Kur'an-ı Kerim ve Türkçe Meali Sayfa 563
13. Sözünüzü ister gizleyin, ister açıklayın, birdir. Şüphesiz ki O, gönüllerde dönüp dolaşan duygu ve düşüncelerin aslını ve mahiyetini bilendir.
14. O Yaratan hiç bilmez mi? O, Lâtîf'dir (çok lütuf sahibidir; her şeyin bütün inceliklerini, özelliklerini en iyi bilendir). (Her şeyden) haberlidir.
15. O yeryüzünü sizin yararınıza başeğdirdi (üzerini yaşanacak duruma getirdi). Bunun için yerin engebelerinde gezip dolaşın da, Allah'ın rızkından yeyin. (Yeniden dirilip kalkınca) dönüşünüz ancak O'nadır.
16. Göktekilerin sizi yere göçürüvermesinden emin misiniz ? O takdirde bakarsınız ki, ansızın yer sallanıp çalkalanır.
17. Ve göktekilerin üzerinize taş yağdıran şiddetli bir rüzgâr göndermesinden güvende misiniz? O takdirde tehdîd eden uyarıcının nasıl olduğunu bileceksiniz.
18. And olsun ki, onlardan öncekiler de (hakkı) yalanlamışlardı. Beni tanımamak nasılmış (bir görün) ?

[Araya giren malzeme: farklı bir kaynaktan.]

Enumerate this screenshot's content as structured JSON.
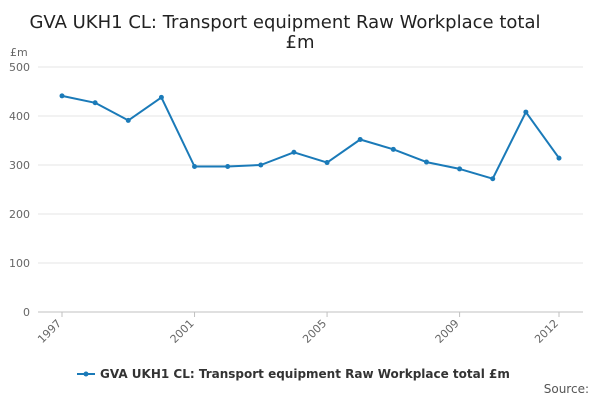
{
  "chart_data": {
    "type": "line",
    "title_line1": "GVA UKH1 CL: Transport equipment Raw Workplace total",
    "title_line2": "£m",
    "ylabel": "£m",
    "ylim": [
      0,
      500
    ],
    "yticks": [
      0,
      100,
      200,
      300,
      400,
      500
    ],
    "xlim": [
      1997,
      2012
    ],
    "xticks": [
      1997,
      2001,
      2005,
      2009,
      2012
    ],
    "grid": true,
    "legend_position": "bottom",
    "series": [
      {
        "name": "GVA UKH1 CL: Transport equipment Raw Workplace total £m",
        "color": "#1a7ab8",
        "x": [
          1997,
          1998,
          1999,
          2000,
          2001,
          2002,
          2003,
          2004,
          2005,
          2006,
          2007,
          2008,
          2009,
          2010,
          2011,
          2012
        ],
        "y": [
          441,
          427,
          391,
          438,
          297,
          297,
          300,
          326,
          305,
          352,
          332,
          306,
          292,
          272,
          408,
          314
        ]
      }
    ],
    "source": "Source:"
  }
}
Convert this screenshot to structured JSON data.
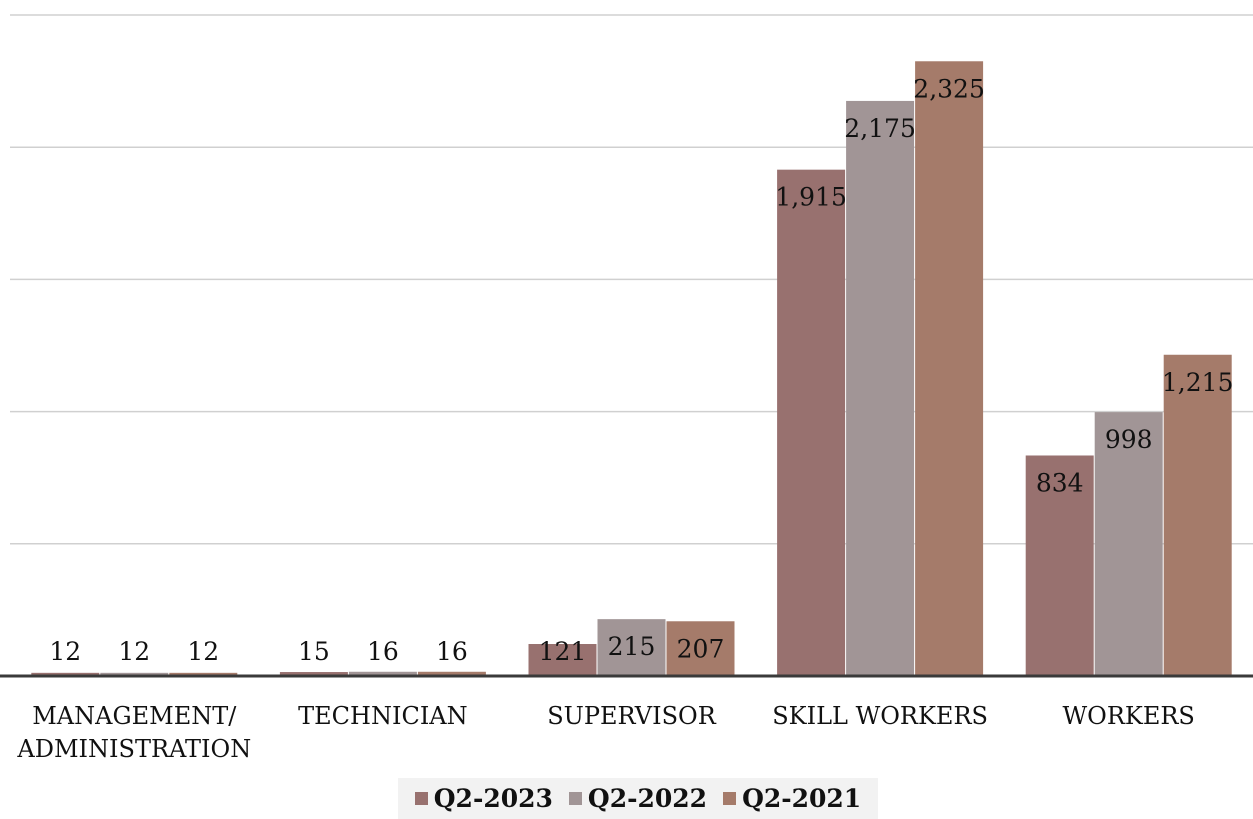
{
  "chart_data": {
    "type": "bar",
    "categories": [
      "MANAGEMENT/ ADMINISTRATION",
      "TECHNICIAN",
      "SUPERVISOR",
      "SKILL WORKERS",
      "WORKERS"
    ],
    "category_lines": [
      [
        "MANAGEMENT/",
        "ADMINISTRATION"
      ],
      [
        "TECHNICIAN"
      ],
      [
        "SUPERVISOR"
      ],
      [
        "SKILL WORKERS"
      ],
      [
        "WORKERS"
      ]
    ],
    "series": [
      {
        "name": "Q2-2023",
        "color": "#98716f",
        "values": [
          12,
          15,
          121,
          1915,
          834
        ],
        "labels": [
          "12",
          "15",
          "121",
          "1,915",
          "834"
        ]
      },
      {
        "name": "Q2-2022",
        "color": "#a19596",
        "values": [
          12,
          16,
          215,
          2175,
          998
        ],
        "labels": [
          "12",
          "16",
          "215",
          "2,175",
          "998"
        ]
      },
      {
        "name": "Q2-2021",
        "color": "#a57b6a",
        "values": [
          12,
          16,
          207,
          2325,
          1215
        ],
        "labels": [
          "12",
          "16",
          "207",
          "2,325",
          "1,215"
        ]
      }
    ],
    "ylim": [
      0,
      2500
    ],
    "grid": true,
    "legend_position": "bottom",
    "title": "",
    "xlabel": "",
    "ylabel": ""
  }
}
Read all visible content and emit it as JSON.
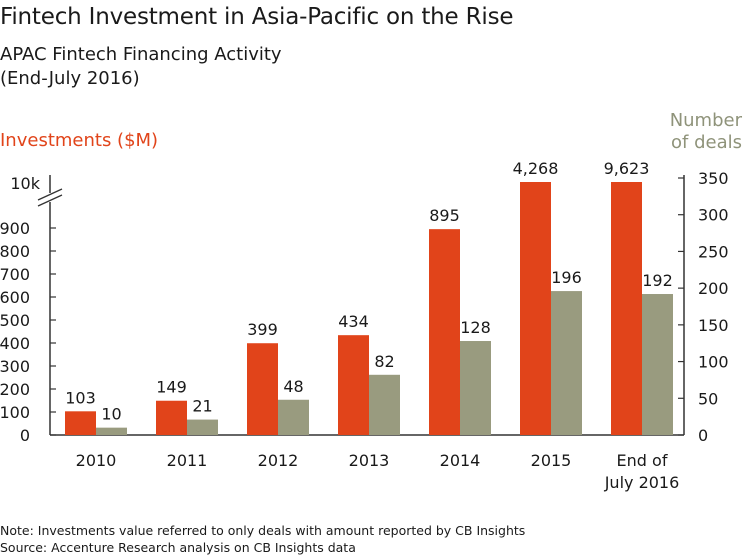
{
  "header": {
    "title": "Fintech Investment in Asia-Pacific on the Rise",
    "subtitle": "APAC Fintech Financing Activity",
    "subtitle2": "(End-July 2016)"
  },
  "chart_data": {
    "type": "bar",
    "categories": [
      "2010",
      "2011",
      "2012",
      "2013",
      "2014",
      "2015",
      "End of July 2016"
    ],
    "category_lines": [
      [
        "2010"
      ],
      [
        "2011"
      ],
      [
        "2012"
      ],
      [
        "2013"
      ],
      [
        "2014"
      ],
      [
        "2015"
      ],
      [
        "End of",
        "July 2016"
      ]
    ],
    "series": [
      {
        "name": "Investments ($M)",
        "axis": "left",
        "values": [
          103,
          149,
          399,
          434,
          895,
          4268,
          9623
        ],
        "labels": [
          "103",
          "149",
          "399",
          "434",
          "895",
          "4,268",
          "9,623"
        ],
        "color": "#e1441a"
      },
      {
        "name": "Number of deals",
        "axis": "right",
        "values": [
          10,
          21,
          48,
          82,
          128,
          196,
          192
        ],
        "labels": [
          "10",
          "21",
          "48",
          "82",
          "128",
          "196",
          "192"
        ],
        "color": "#999b7f"
      }
    ],
    "left_axis": {
      "label": "Investments ($M)",
      "ticks": [
        0,
        100,
        200,
        300,
        400,
        500,
        600,
        700,
        800,
        900
      ],
      "tick_labels": [
        "0",
        "100",
        "200",
        "300",
        "400",
        "500",
        "600",
        "700",
        "800",
        "900"
      ],
      "break_label": "10k",
      "ylim": [
        0,
        1000
      ]
    },
    "right_axis": {
      "label": "Number of deals",
      "label_lines": [
        "Number",
        "of deals"
      ],
      "ticks": [
        0,
        50,
        100,
        150,
        200,
        250,
        300,
        350
      ],
      "tick_labels": [
        "0",
        "50",
        "100",
        "150",
        "200",
        "250",
        "300",
        "350"
      ],
      "ylim": [
        0,
        350
      ]
    },
    "axis_break": true
  },
  "notes": {
    "note": "Note: Investments value referred to only deals with amount reported by CB Insights",
    "source": "Source: Accenture Research analysis on CB Insights data"
  }
}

19. Onlar, üzerlerinde diziler halinde kanatlarını açıp kapayarak uçan kuşları görmediler mi ? Onları ancak Rahman (olan Allah) tutar. Şüphesiz ki O, her şeyi görüp bilendir.
20. Yoksa Rahmân'dan başka O'na karşı size yardım eder ordunuz mu var? Kâfirler ancak aldanma ve gaflet içindeler.

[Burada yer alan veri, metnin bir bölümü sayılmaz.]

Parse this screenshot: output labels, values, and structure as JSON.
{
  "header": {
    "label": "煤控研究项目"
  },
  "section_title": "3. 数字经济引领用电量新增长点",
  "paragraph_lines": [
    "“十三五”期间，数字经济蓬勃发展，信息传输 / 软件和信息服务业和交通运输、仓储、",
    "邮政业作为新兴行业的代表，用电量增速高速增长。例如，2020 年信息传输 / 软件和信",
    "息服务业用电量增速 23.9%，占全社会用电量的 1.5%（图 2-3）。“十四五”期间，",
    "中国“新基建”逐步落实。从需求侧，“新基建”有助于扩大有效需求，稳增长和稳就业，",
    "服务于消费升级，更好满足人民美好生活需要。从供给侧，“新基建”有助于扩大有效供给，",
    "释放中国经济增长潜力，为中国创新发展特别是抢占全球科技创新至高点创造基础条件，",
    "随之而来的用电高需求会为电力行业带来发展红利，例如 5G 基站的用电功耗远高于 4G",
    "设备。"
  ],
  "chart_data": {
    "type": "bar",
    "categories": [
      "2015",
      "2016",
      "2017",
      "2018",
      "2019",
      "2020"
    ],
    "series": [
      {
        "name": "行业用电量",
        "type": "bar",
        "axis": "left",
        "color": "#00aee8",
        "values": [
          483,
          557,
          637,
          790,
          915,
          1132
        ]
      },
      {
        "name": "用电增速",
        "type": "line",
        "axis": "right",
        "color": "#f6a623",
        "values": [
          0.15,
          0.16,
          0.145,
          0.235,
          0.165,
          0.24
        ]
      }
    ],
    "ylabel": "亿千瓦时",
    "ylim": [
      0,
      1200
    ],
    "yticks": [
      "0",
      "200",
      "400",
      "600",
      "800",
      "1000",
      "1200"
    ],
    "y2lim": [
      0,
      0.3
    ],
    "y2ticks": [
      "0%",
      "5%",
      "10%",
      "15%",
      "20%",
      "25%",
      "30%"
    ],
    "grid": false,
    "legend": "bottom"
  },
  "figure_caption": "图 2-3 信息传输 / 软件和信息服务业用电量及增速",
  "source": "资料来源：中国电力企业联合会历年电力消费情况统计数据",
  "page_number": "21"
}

21. Yoksa (Allah) rızkını tutup kesecek olursa, kim sizi rızıklandırır? Hayır, onlar bir azgınlık ve nefret içinde inâdla ısrar etmekteler.

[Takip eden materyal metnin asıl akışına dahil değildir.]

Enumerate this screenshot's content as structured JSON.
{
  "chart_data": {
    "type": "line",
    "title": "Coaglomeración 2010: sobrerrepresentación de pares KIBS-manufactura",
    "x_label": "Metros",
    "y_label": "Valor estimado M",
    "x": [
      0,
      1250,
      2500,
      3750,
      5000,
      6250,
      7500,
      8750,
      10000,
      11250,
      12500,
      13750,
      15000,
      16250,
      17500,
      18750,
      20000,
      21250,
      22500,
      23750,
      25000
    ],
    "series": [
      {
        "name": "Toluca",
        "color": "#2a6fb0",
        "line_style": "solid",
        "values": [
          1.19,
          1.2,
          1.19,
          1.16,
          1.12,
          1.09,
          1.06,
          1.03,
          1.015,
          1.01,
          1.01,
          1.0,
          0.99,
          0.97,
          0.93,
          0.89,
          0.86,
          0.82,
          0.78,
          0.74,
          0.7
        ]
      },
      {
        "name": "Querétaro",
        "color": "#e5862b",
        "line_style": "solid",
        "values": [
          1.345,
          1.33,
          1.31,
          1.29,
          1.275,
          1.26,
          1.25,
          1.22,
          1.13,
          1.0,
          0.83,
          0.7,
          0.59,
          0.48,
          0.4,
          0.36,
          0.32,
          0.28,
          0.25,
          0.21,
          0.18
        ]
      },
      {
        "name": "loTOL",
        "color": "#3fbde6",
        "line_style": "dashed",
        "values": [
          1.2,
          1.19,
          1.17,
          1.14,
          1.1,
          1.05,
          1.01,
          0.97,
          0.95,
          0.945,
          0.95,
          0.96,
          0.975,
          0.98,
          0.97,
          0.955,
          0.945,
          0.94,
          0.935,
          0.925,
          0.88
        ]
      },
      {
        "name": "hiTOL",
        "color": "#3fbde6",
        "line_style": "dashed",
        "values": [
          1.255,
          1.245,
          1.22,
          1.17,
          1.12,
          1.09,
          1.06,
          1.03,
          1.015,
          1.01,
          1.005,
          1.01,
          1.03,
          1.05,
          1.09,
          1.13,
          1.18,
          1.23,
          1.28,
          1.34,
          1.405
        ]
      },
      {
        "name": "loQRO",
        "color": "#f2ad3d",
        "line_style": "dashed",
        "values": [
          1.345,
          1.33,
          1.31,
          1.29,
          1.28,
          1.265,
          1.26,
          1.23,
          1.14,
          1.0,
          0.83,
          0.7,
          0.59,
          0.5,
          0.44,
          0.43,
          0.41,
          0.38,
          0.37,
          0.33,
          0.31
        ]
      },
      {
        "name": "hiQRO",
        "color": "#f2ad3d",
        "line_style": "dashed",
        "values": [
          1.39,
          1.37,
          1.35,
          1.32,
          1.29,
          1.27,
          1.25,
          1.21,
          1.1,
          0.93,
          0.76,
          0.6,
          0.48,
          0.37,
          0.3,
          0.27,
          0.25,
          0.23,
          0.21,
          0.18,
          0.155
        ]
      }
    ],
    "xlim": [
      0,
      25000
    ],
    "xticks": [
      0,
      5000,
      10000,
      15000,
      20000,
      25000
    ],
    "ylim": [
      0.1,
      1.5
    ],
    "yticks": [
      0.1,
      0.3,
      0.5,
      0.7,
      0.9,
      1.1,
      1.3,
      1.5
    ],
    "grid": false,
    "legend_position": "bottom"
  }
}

22. Yüzükoyun yürüyen mi daha doğru yoldadır, yoksa dümdüz yolda dimdik yürüyen mi ?
23. De ki: Sizi yaratıp varlık alanına getiren, size işiten kulaklar, gören gözler, anlayan gönüller veren O'dur. Ne de az şükredersiniz ?
24. De ki: Sizi üretip yeryüzüne yayan O'dur. Ve siz ancak diriltilip hepiniz 0*nun huzurunda toplanacaksınız.
25. (İnkarcı maddeciler) derler ki: Eğer doğru kimseler iseniz bu vaad (azâb tehdidi) ne zaman ?
26. De ki: Bunun bilgisi ancak Allah katındadır. Ben sadece açık bir uyarıcıyım.